Summit Human Capital

Sr. Platform Engineer

Summit Human Capital, Richmond, Virginia, United States, 23214

Job Description - Senior Platform Engineer We are seeking a highly skilled Senior Platform Engineer (DevOps Engineer) to drive the automation, reliability, and scalability of our infrastructure at an enterprise level. In this role, you will assume a leadership position-providing strategic direction, mentoring mid-level and junior team members, and implementing best practices that enhance operational excellence. You will work at the intersection of software development and systems operations, ensuring our applications are resilient, secure, and continuously improving.

Responsibilities

Technical Leadership & Strategy

Architectural Guidance: Provide strategic, high-level planning for infrastructure design and application architectures, ensuring alignment with business goals and industry standards. Mentoring & Coaching: Offer oversight and guidance to mid-level and junior engineers, reviewing code, sharing best practices, and fostering a culture of learning and continuous improvement. Technical Roadmapping: Collaborate with stakeholders (e.g., Development, Security, SRE) to prioritize projects and technology investments, focusing on scalability, cost optimization, and performance. Infrastructure & Automation

Cloud Infrastructure: Design, build, and maintain secure, high-availability environments in AWS, Azure, or GCP. Infrastructure as Code: Implement and maintain IaC solutions (e.g., Terraform, Ansible, CloudFormation) for consistent, scalable deployments. Automated Workflows: Develop, refine, and optimize CI/CD pipelines (Jenkins, GitHub Actions, GitLab CI, etc.) to improve deployment speed and reliability. Orchestration: Define and implement containerization strategies (Docker Swarm, Kubernetes) to streamline environment consistency. Reliability & Performance Optimization

Service Level Objectives (SLOs): Establish and refine SLOs and SLIs in collaboration with business and operational teams. Monitoring & Observability: Use tools (Prometheus, Datadog, Grafana, etc.) to monitor system health, identify performance bottlenecks, and resolve incidents proactively. Incident Response & Postmortems: Lead root cause analysis (RCA) and post-incident reviews, implementing preventative measures for future incidents.
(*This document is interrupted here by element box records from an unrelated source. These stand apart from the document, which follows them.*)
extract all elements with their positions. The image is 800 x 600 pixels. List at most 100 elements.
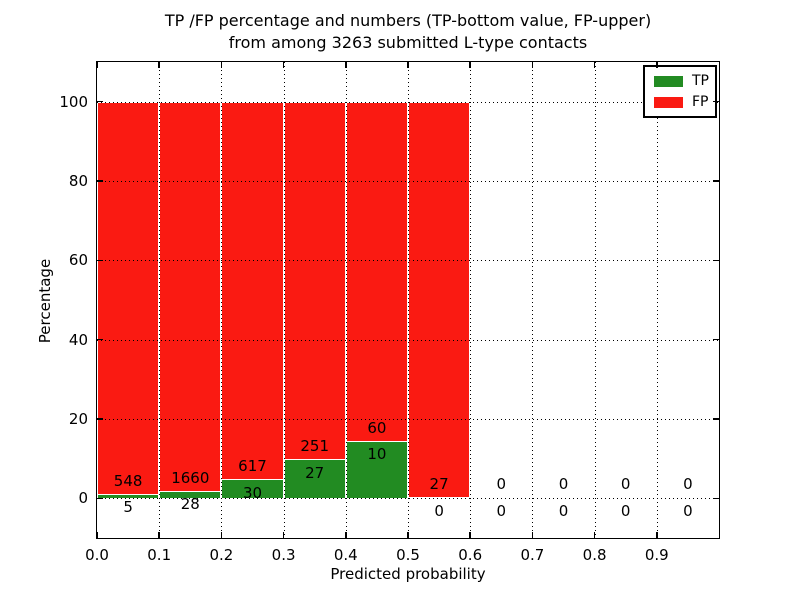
fp-count-label: 0: [683, 475, 693, 494]
y-tick-label: 0: [78, 489, 88, 508]
fp-count-label: 0: [620, 475, 631, 494]
legend-label-fp: FP: [692, 94, 709, 110]
fp-bar-segment: [408, 101, 471, 499]
tp-count-label: 30: [242, 483, 263, 502]
y-tick-label: 60: [68, 251, 88, 270]
x-tick-bottom: [593, 532, 596, 538]
legend-label-tp: TP: [692, 73, 709, 89]
x-axis-label: Predicted probability: [330, 565, 486, 583]
tp-count-label: 27: [305, 463, 325, 482]
y-tick-left: [97, 418, 103, 420]
tp-bar-segment: [283, 459, 346, 499]
x-tick-label: 0.2: [209, 546, 234, 564]
y-tick-label: 20: [68, 410, 88, 428]
fp-bar-segment: [345, 101, 408, 442]
legend-swatch-tp: [654, 75, 683, 87]
y-tick-left: [97, 338, 103, 341]
x-tick-top: [282, 62, 285, 68]
x-tick-bottom: [469, 532, 471, 538]
fp-count-label: 0: [496, 475, 507, 494]
fp-count-label: 1660: [171, 468, 210, 487]
tp-bar-segment: [97, 494, 160, 499]
x-tick-bottom: [282, 532, 285, 538]
tp-count-label: 28: [180, 495, 200, 514]
fp-bar-segment: [283, 101, 346, 460]
chart-title: TP /FP percentage and numbers (TP-bottom…: [97, 10, 719, 54]
x-tick-bottom: [345, 532, 347, 538]
tp-count-label: 5: [123, 498, 133, 517]
v-gridline: [470, 62, 472, 538]
chart-title-line1: TP /FP percentage and numbers (TP-bottom…: [164, 11, 652, 30]
y-tick-right: [713, 180, 719, 182]
y-tick-label: 100: [59, 92, 88, 111]
fp-count-label: 251: [300, 436, 330, 455]
v-gridline: [656, 62, 658, 538]
x-tick-bottom: [158, 532, 160, 538]
v-gridline: [594, 62, 596, 538]
x-tick-top: [345, 62, 347, 68]
v-gridline: [159, 62, 161, 538]
fp-count-label: 548: [113, 471, 143, 490]
x-tick-label: 0.8: [582, 546, 607, 564]
legend-item-fp: FP: [645, 94, 715, 110]
y-tick-right: [713, 259, 719, 262]
fp-bar-segment: [221, 101, 284, 480]
y-tick-right: [713, 338, 719, 341]
x-tick-label: 0.6: [458, 546, 483, 564]
fp-bar-segment: [159, 101, 222, 492]
chart-title-line2: from among 3263 submitted L-type contact…: [228, 33, 588, 52]
x-tick-bottom: [96, 532, 98, 538]
x-tick-label: 0.9: [644, 546, 669, 564]
y-axis-label: Percentage: [36, 258, 54, 344]
v-gridline: [221, 62, 223, 538]
y-tick-right: [713, 418, 719, 420]
x-tick-label: 0.5: [396, 546, 420, 564]
x-tick-label: 0.4: [333, 546, 358, 564]
x-tick-bottom: [407, 532, 409, 538]
tp-count-label: 10: [367, 445, 387, 464]
y-tick-left: [97, 100, 103, 103]
y-tick-right: [713, 497, 719, 500]
y-tick-label: 80: [68, 172, 88, 190]
x-tick-top: [407, 62, 409, 68]
x-tick-label: 0.1: [147, 546, 172, 564]
tp-count-label: 0: [683, 502, 693, 521]
fp-count-label: 60: [367, 418, 387, 437]
tp-count-label: 0: [620, 502, 631, 521]
y-tick-left: [97, 497, 103, 500]
fp-count-label: 27: [429, 475, 449, 494]
x-tick-top: [656, 62, 658, 68]
v-gridline: [283, 62, 285, 538]
x-tick-bottom: [220, 532, 223, 538]
legend-item-tp: TP: [645, 73, 715, 89]
x-tick-top: [158, 62, 160, 68]
tp-count-label: 0: [496, 502, 507, 521]
tp-count-label: 0: [434, 502, 444, 521]
legend-swatch-fp: [654, 96, 683, 108]
x-tick-top: [469, 62, 471, 68]
y-tick-left: [97, 259, 103, 262]
fp-bar-segment: [97, 101, 160, 495]
y-tick-label: 40: [68, 330, 88, 349]
x-tick-bottom: [656, 532, 658, 538]
x-tick-label: 0.3: [271, 546, 296, 564]
plot-area: 548 5 1660 28 617 30 251 27 60 10 27 0 0 0 0 0 0 0 0 0 TP F…: [96, 61, 720, 539]
v-gridline: [408, 62, 409, 538]
y-tick-right: [713, 100, 719, 103]
fp-count-label: 0: [558, 475, 569, 494]
x-tick-top: [96, 62, 98, 68]
v-gridline: [532, 62, 534, 538]
x-tick-bottom: [531, 532, 534, 538]
fp-count-label: 617: [238, 457, 267, 476]
x-tick-label: 0.7: [520, 546, 545, 564]
y-tick-left: [97, 180, 103, 182]
x-tick-top: [531, 62, 534, 68]
legend: TP FP: [643, 65, 717, 118]
tp-bar-segment: [345, 441, 408, 499]
x-tick-top: [220, 62, 223, 68]
v-gridline: [345, 62, 347, 538]
tp-count-label: 0: [558, 502, 569, 521]
x-tick-top: [593, 62, 596, 68]
x-tick-label: 0.0: [85, 546, 109, 564]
Capacity Planning & Chaos Engineering: Conduct regular capacity assessments and leverage chaos engineering principles to validate system resiliency. Security & Compliance

Security Best Practices: Enforce least-privilege access controls, secure secrets management, and automated security checks throughout the CI/CD process. Regulatory Compliance: Collaborate with security teams to ensure adherence to frameworks such as ISO 27001, SOC 2, or other industry standards. Vulnerability Management: Implement vulnerability scanning, penetration testing, and remediation protocols, ensuring rapid resolution of security risks. Collaboration & Culture

DevOps Evangelism: Champion DevOps principles (CI/CD, infrastructure-as-code, observability) to foster a shared culture of collaboration across teams. Cross-Functional Alignment: Work closely with Product Management, QA, and Security to align technical execution with strategic objectives. Documentation & Knowledge Sharing: Maintain comprehensive documentation on infrastructure and processes; create runbooks and lead training sessions for team members. Requirements

5+ years of experience in DevOps, Site Reliability Engineering, or a related role with senior-level responsibilities. Bachelor's degree in Computer Science, Engineering, or equivalent professional experience. Advanced Cloud Expertise (AWS, Azure, or GCP), including designing complex, production-grade infrastructure. Infrastructure as Code proficiency (Terraform, Ansible, CloudFormation) and automation scripting (Python, Go, Bash, etc.). Container & Orchestration experience (Docker, Kubernetes) in large-scale environments. CI/CD: Deep understanding of continuous integration and deployment pipelines (Jenkins, GitHub Actions, GitLab CI). Observability Tools: Hands-on with Prometheus, ELK Stack, Datadog, Grafana, or equivalent. Security & Networking: Strong knowledge of security best practices, compliance standards, and networking concepts (DNS, Load Balancing, VPNs). Preferred Qualifications

Certifications such as AWS Certified DevOps Engineer, Kubernetes CKA/CKAD, or HashiCorp Terraform. Exposure to serverless technologies (AWS Lambda, Google Cloud Functions, Azure Functions). Background in Site Reliability Engineering (SRE) methodologies (error budgets, advanced incident management). Experience implementing and maintaining compliance standards (PCI DSS, HIPAA, FedRAMP). By combining your deep knowledge of cloud infrastructure, DevOps practices, and leadership in a fast-paced environment, you will play a pivotal role in ensuring our platform remains robust, secure, and adaptable to evolving needs. This position offers the opportunity to make a significant impact on both technology strategy and team development, driving success across the organization.